L’homme de 57 ans a dit ressentir un certain soulagement et a avoué avoir vécu un « stress » tout au long des procédures de plus d’un mois. Il a ensuite pleuré silencieusement quand ses avocats ont pris la parole.

« C’est une histoire triste, un moment de faiblesse humaine. [...] Un homicide reste une infraction excessivement grave, il n’y aura pas de passe-droit, il va y avoir des conséquences importantes, a dit Nicolas Welt, l’un des deux avocats de l’aide juridique.

« Je pense que la famille pourra enfin commencer son deuil, a ajouté sa collègue Elfriede Duclervil. Cette maladie-là, nous l’avons qualifiée de tsunami qui a fait un ravage sur son passage, qui a ravagé des frères, des sœurs, un époux, des amis... »

  • VOYEZ l’analyse de la juge à la retraite Nicole Gibeault:

État diminué

« Non coupable de meurtre. Coupable d’homicide involontaire », a prononcé d’une voix assurée la présidente du jury, hier avant-midi, au palais de justice de Montréal. C’est donc dire que les jurés ont cru que Michel Cadotte avait un état diminué par la dépression quand il a étouffé avec un oreiller sa femme Jocelyne Lizotte, le 20 février 2017, dans le CHSLD de Montréal où elle résidait.

Jocelyne Cadotte, sa femme décédée.
Photo courtoisie
Jocelyne Cadotte, sa femme décédée.

Mme Lizotte, 60 ans, souffrait du stade le plus avancé de la maladie d’Alzheimer. Elle ne reconnaissait plus personne et devait passer son temps attachée. La femme s’était fait refuser l’aide médicale à mourir un an plus tôt, puisqu’elle n’était ni en fin de vie ni en mesure de donner son consentement.

Lors du procès, Cadotte avait longuement témoigné sur l’enfer qu’il avait vécu pendant neuf ans.

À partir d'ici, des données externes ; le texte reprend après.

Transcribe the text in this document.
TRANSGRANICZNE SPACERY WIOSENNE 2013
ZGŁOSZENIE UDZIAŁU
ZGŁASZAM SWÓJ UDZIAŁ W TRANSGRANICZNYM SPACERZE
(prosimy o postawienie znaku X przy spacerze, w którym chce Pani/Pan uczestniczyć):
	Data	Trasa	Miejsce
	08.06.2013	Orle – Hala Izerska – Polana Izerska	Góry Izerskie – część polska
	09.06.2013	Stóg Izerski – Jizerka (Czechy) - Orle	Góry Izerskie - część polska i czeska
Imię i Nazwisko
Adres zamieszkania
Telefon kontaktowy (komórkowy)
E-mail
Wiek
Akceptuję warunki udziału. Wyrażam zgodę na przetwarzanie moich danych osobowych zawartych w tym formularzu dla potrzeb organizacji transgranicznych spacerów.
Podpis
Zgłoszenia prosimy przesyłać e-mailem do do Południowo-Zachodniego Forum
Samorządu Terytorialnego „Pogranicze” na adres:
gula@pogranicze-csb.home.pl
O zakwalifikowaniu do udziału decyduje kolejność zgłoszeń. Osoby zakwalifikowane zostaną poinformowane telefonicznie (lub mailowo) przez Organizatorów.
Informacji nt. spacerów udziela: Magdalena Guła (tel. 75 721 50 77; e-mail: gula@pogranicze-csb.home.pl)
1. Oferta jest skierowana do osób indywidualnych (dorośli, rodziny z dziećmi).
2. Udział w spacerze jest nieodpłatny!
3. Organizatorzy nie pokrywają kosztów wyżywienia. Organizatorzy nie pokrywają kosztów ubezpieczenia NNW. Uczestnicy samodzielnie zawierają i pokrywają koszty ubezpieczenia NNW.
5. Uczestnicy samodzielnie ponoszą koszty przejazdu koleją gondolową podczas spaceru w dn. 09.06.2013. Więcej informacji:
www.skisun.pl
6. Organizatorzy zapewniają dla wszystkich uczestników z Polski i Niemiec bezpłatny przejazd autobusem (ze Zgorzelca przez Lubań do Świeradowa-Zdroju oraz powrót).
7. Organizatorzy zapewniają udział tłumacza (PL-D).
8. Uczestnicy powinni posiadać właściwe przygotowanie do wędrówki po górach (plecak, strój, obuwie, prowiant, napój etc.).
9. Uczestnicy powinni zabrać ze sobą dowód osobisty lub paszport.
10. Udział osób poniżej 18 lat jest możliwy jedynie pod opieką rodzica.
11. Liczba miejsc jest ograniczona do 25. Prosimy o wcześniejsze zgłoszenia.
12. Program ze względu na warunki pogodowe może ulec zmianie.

Grosse latitude pour la peine

Avec ce verdict, la juge Hélène Di Salvo aura une large latitude afin de déterminer la peine à lui infliger, qui pourrait aller de l’absence de prison jusqu’à l’emprisonnement à perpétuité, bien que cette option soit fort improbable. Les observations sur la peine se dérouleront le 5 mars. Dans l’attente, M. Cadotte a été remis en liberté.

S’il avait été trouvé coupable de meurtre, il aurait écopé de la prison à vie, sans possibilité de libération conditionnelle avant une période d’incarcération allant de 10 à 25 ans.

Pour le moment, impossible de dire quelle peine sera exigée par les deux parties.

« Il faut qu’on prenne le temps d’analyser ce qui serait approprié comme sentence », a précisé Me Welt.

« Pour l’instant, il est trop tôt [pour un appel]. Nous allons prendre le temps d’évaluer les directives qui ont été données par la juge Di Salvo et de voir si des erreurs de droit ont été commises », a indiqué de son côté la procureure de la Couronne, Me Geneviève Langlois.

 

Ce qu’ils ont dit

« Dans les circonstances, non, je ne suis pas surprise. On avait des éléments pour arriver à ce verdict. De toute évidence, les membres du jury ont épousé la thèse de la défense sur une responsabilité diminuée. »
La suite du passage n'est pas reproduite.